Она втянула холодный воздух и отвернулась, скрывая улыбку.
Нкрума, вредный мальчишка, был здесь. И если так, то бурю он пережил. Что ж, оставалось надеяться, что и девочка цела.
Арагами-тари очень не любила, когда что-то или кто-то мешал ее планам.
А планы у нее были грандиозные.
– Он был в костюме!
Кажется, ее визави не был готов поверить в скорпиона.
– У пустынного кассара на редкость крепкие иглы и удар хорош. Пробивает броню второго и третьего класса. Разденьте его и увидите.
– Пошла отсюда! – рявкнул айварх и занес руку для удара.
Но ударить не посмел.
Жаль, это стало бы хорошим поводом снести ему голову.
Нкрума смотрел на женщину, которой полагалось бы умереть.
И не однажды.
Первый раз, когда она коснулась теплой гадючьей чешуи. Пустынные змеи были на редкость нервозны и быстры. А нынешняя, судя по размерам, огромным даже для гадюки, разменяла не один десяток лет. Бледная чешуя ее искрилась и поблескивала, показывая, что уровень бельтодия в этой чешуе запределен.
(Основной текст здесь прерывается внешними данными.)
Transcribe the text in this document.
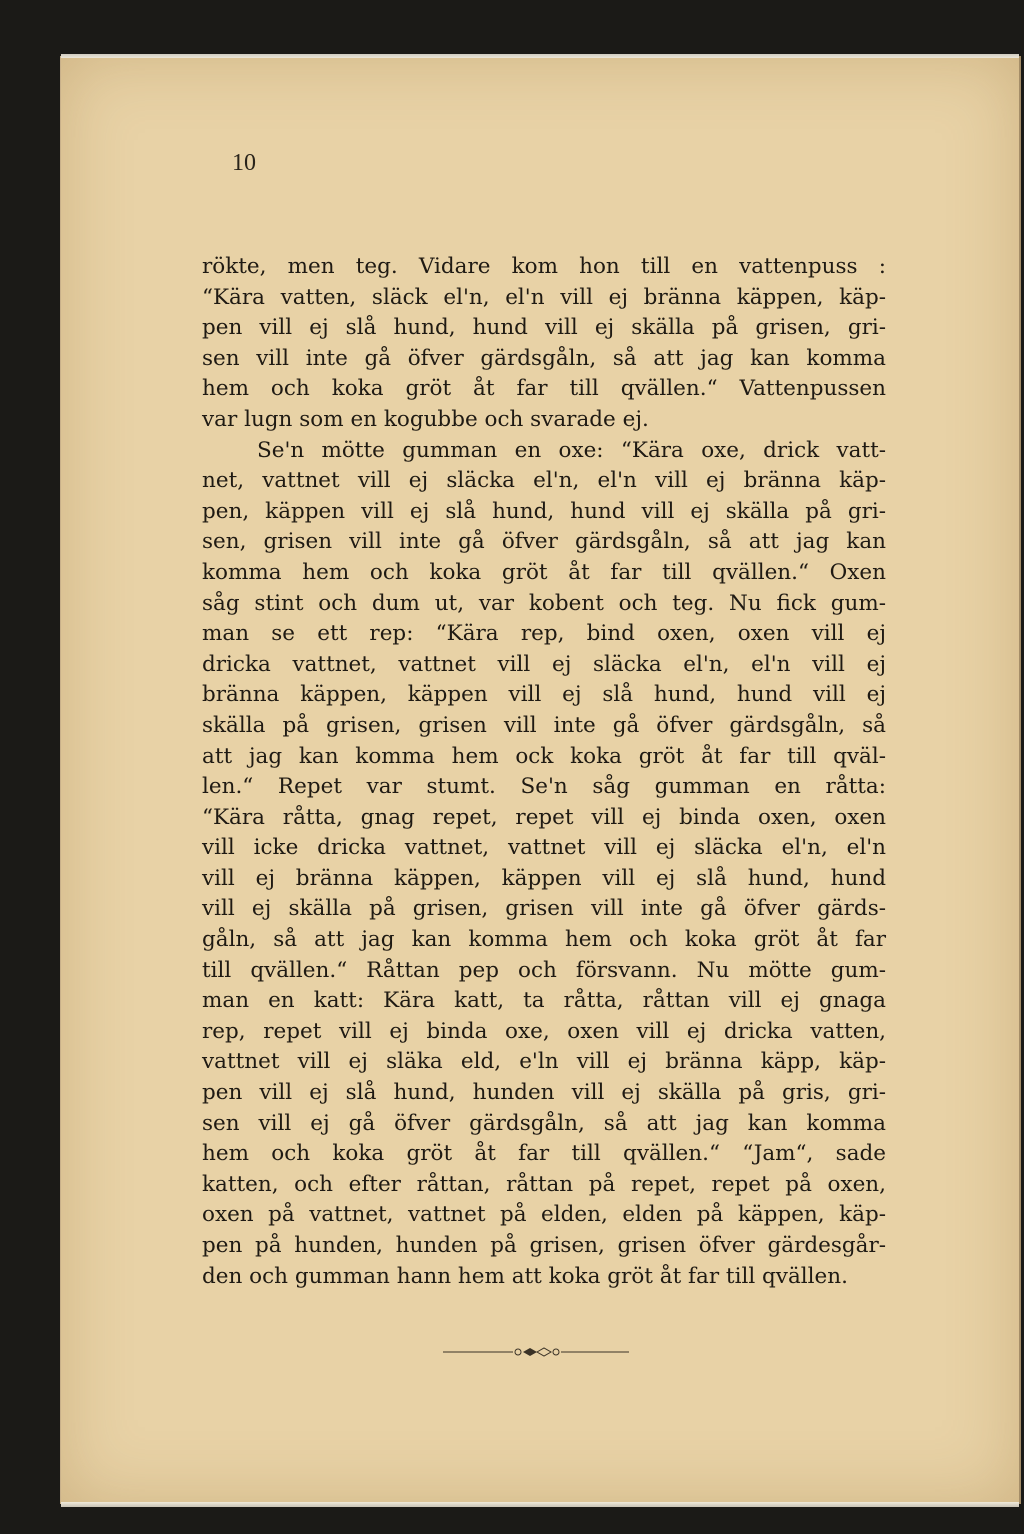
10

rökte, men teg. Vidare kom hon till en vattenpuss :
“Kära vatten, släck el'n, el'n vill ej bränna käppen, käp-
pen vill ej slå hund, hund vill ej skälla på grisen, gri-
sen vill inte gå öfver gärdsgåln, så att jag kan komma
hem och koka gröt åt far till qvällen.“ Vattenpussen
var lugn som en kogubbe och svarade ej.
Se'n mötte gumman en oxe: “Kära oxe, drick vatt-
net, vattnet vill ej släcka el'n, el'n vill ej bränna käp-
pen, käppen vill ej slå hund, hund vill ej skälla på gri-
sen, grisen vill inte gå öfver gärdsgåln, så att jag kan
komma hem och koka gröt åt far till qvällen.“ Oxen
såg stint och dum ut, var kobent och teg. Nu fick gum-
man se ett rep: “Kära rep, bind oxen, oxen vill ej
dricka vattnet, vattnet vill ej släcka el'n, el'n vill ej
bränna käppen, käppen vill ej slå hund, hund vill ej
skälla på grisen, grisen vill inte gå öfver gärdsgåln, så
att jag kan komma hem ock koka gröt åt far till qväl-
len.“ Repet var stumt. Se'n såg gumman en råtta:
“Kära råtta, gnag repet, repet vill ej binda oxen, oxen
vill icke dricka vattnet, vattnet vill ej släcka el'n, el'n
vill ej bränna käppen, käppen vill ej slå hund, hund
vill ej skälla på grisen, grisen vill inte gå öfver gärds-
gåln, så att jag kan komma hem och koka gröt åt far
till qvällen.“ Råttan pep och försvann. Nu mötte gum-
man en katt: Kära katt, ta råtta, råttan vill ej gnaga
rep, repet vill ej binda oxe, oxen vill ej dricka vatten,
vattnet vill ej släka eld, e'ln vill ej bränna käpp, käp-
pen vill ej slå hund, hunden vill ej skälla på gris, gri-
sen vill ej gå öfver gärdsgåln, så att jag kan komma
hem och koka gröt åt far till qvällen.“ “Jam“, sade
katten, och efter råttan, råttan på repet, repet på oxen,
oxen på vattnet, vattnet på elden, elden på käppen, käp-
pen på hunden, hunden på grisen, grisen öfver gärdesgår-
den och gumman hann hem att koka gröt åt far till qvällen.
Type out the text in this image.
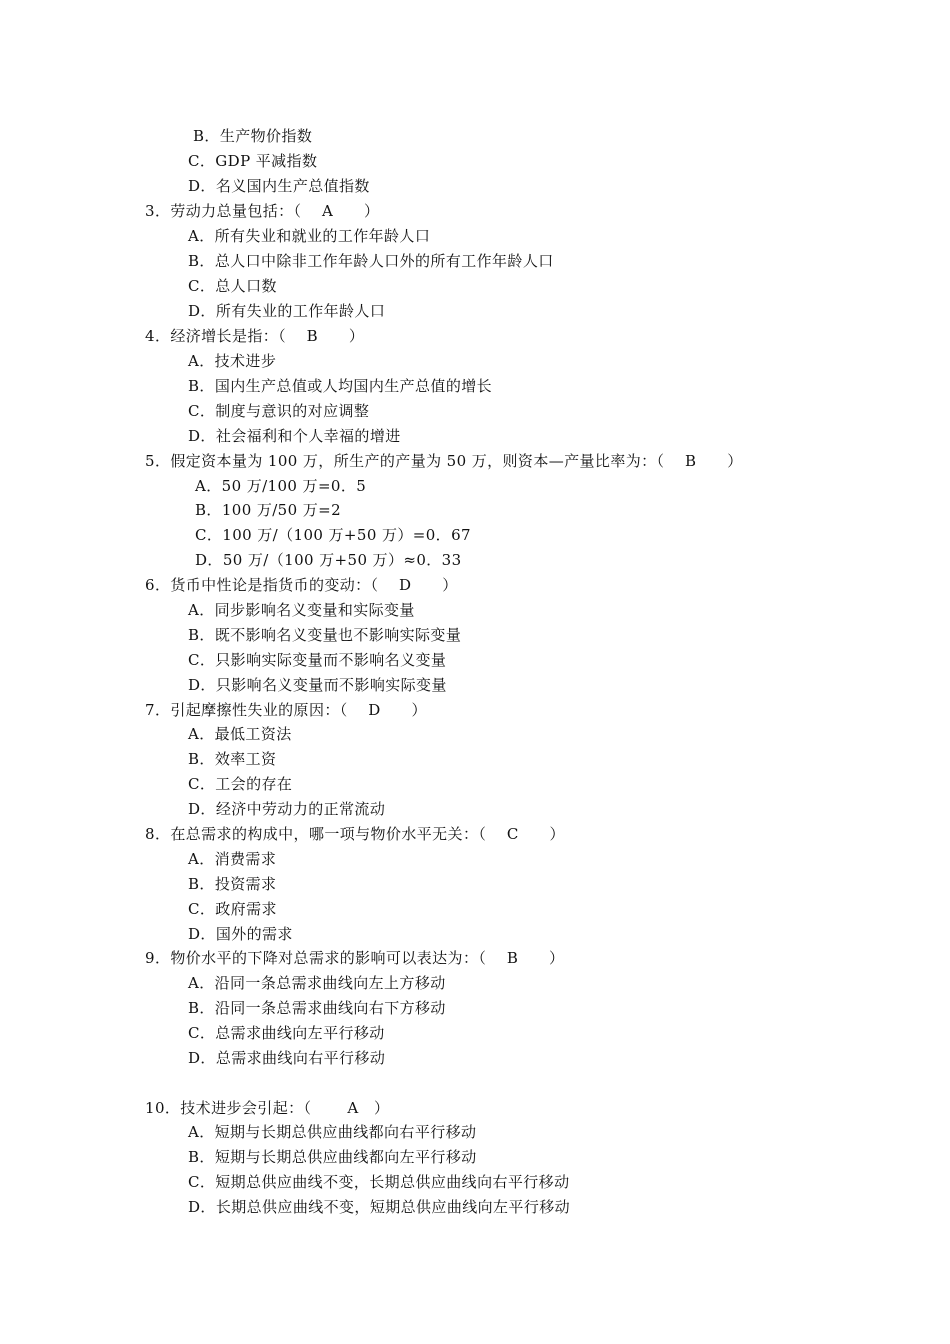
B．生产物价指数
C．GDP 平减指数
D．名义国内生产总值指数
3．劳动力总量包括：（　 A　　）
A．所有失业和就业的工作年龄人口
B．总人口中除非工作年龄人口外的所有工作年龄人口
C．总人口数
D．所有失业的工作年龄人口
4．经济增长是指：（　 B　　）
A．技术进步
B．国内生产总值或人均国内生产总值的增长
C．制度与意识的对应调整
D．社会福利和个人幸福的增进
5．假定资本量为 100 万，所生产的产量为 50 万，则资本—产量比率为：（　 B　　）
A．50 万/100 万=0．5
B．100 万/50 万=2
C．100 万/（100 万+50 万）=0．67
D．50 万/（100 万+50 万）≈0．33
6．货币中性论是指货币的变动：（　 D　　）
A．同步影响名义变量和实际变量
B．既不影响名义变量也不影响实际变量
C．只影响实际变量而不影响名义变量
D．只影响名义变量而不影响实际变量
7．引起摩擦性失业的原因：（　 D　　）
A．最低工资法
B．效率工资
C．工会的存在
D．经济中劳动力的正常流动
8．在总需求的构成中，哪一项与物价水平无关：（　 C　　）
A．消费需求
B．投资需求
C．政府需求
D．国外的需求
9．物价水平的下降对总需求的影响可以表达为：（　 B　　）
A．沿同一条总需求曲线向左上方移动
B．沿同一条总需求曲线向右下方移动
C．总需求曲线向左平行移动
D．总需求曲线向右平行移动
10．技术进步会引起：（　　 A　）
A．短期与长期总供应曲线都向右平行移动
B．短期与长期总供应曲线都向左平行移动
C．短期总供应曲线不变，长期总供应曲线向右平行移动
D．长期总供应曲线不变，短期总供应曲线向左平行移动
Второй раз, когда подобрала хармара, существо в целом мирное и малоподвижное, но обладающее отвратительной привычкой хватать все, что оказывается в непосредственной досягаемости.
К примеру, руки.
А этот обнял, прижался и глаза закрыл.
В третий раз ее должны были убить скорпионы, выводок которых устроился в складках ее наряда. И это не говоря о рапане, который кружил, ухал, но нападать не спешил. А после и вовсе разлегся, шею вытянул и уткнулся в руку уродливой мордой.
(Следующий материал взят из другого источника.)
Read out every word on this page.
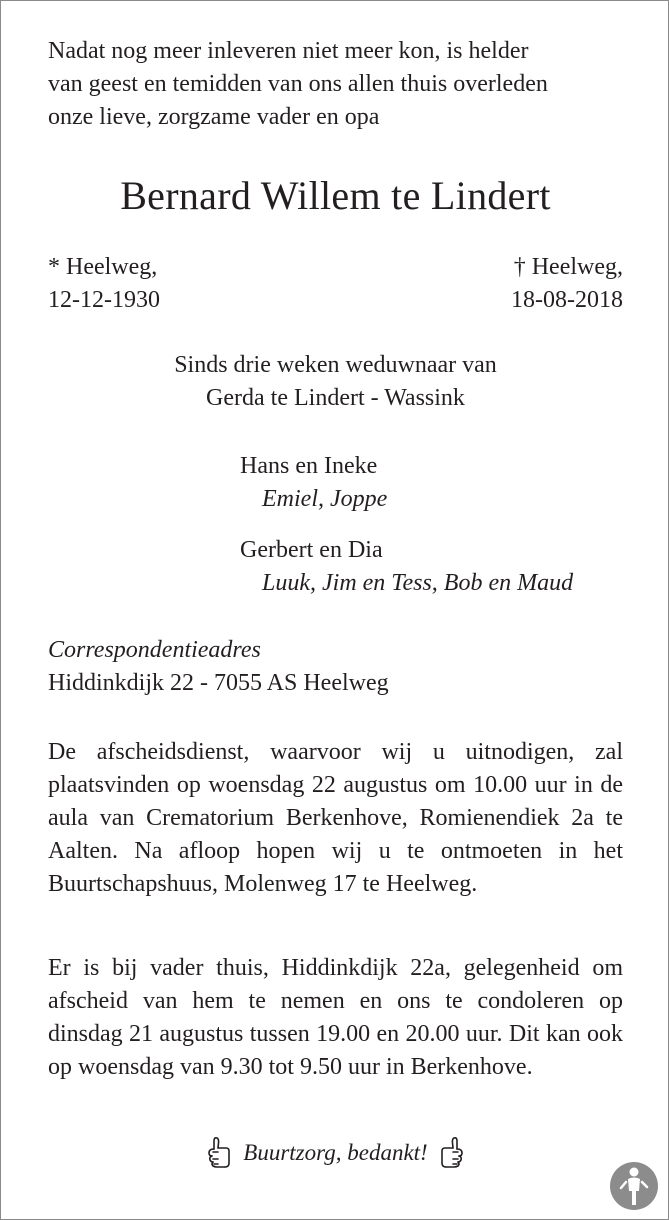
Nadat nog meer inleveren niet meer kon, is helder
van geest en temidden van ons allen thuis overleden
onze lieve, zorgzame vader en opa
Bernard Willem te Lindert
* Heelweg,
12-12-1930
† Heelweg,
18-08-2018
Sinds drie weken weduwnaar van
Gerda te Lindert - Wassink
Hans en Ineke
Emiel, Joppe
Gerbert en Dia
Luuk, Jim en Tess, Bob en Maud
Correspondentieadres
Hiddinkdijk 22 - 7055 AS Heelweg
De afscheidsdienst, waarvoor wij u uitnodigen, zal plaatsvinden op woensdag 22 augustus om 10.00 uur in de aula van Crematorium Berkenhove, Romienendiek 2a te Aalten. Na afloop hopen wij u te ontmoeten in het Buurtschapshuus, Molenweg 17 te Heelweg.
Er is bij vader thuis, Hiddinkdijk 22a, gelegenheid om afscheid van hem te nemen en ons te condoleren op dinsdag 21 augustus tussen 19.00 en 20.00 uur. Dit kan ook op woensdag van 9.30 tot 9.50 uur in Berkenhove.
Buurtzorg, bedankt!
– Хороший… – голос женщины слегка дрогнул. – Извини, что испугалась. Я как-то не привыкла к таким знакомствам.
Рапан засвистел.
И зажмурился, когда пальцы ее пробежали по паутинным бугоркам. Тяжкий вздох потревожил гадюку, заставив открыть оба глаза. Змея предупреждающе зашипела, а рапан мелко-мелко застучал хвостом.
Нкрума же задумался, не случилось ли ему попасть в ловушку?
Скажем, газа надышаться галлюциногенного. Или не газа, яды всякие бывают… И может, тело его где-то там, у дома осталось, тогда как сознание гуляет неисследованными тропами разума.
Извернувшись, он ухватил себя за хвост и вцепился в него.
Боль была такой, что Нкрума не выдержал и подпрыгнул, издав обиженный визг. И рапан заухал, этак с укоризною. В голосе его послышались хорошо знакомые ноты: мол, такой большой, а глупости творишь.
– С тобой все в порядке? – нервно поинтересовалась женщина, пытаясь отодрать хармара, явно не желавшего расставаться с рукой. – А я… я в туалет вышла… очень захотелось, и…
Нкрума присел и попытался поймать хвост, чтобы зализать рану. Но хвост ему больше не верил и норовил ускользнуть из лап.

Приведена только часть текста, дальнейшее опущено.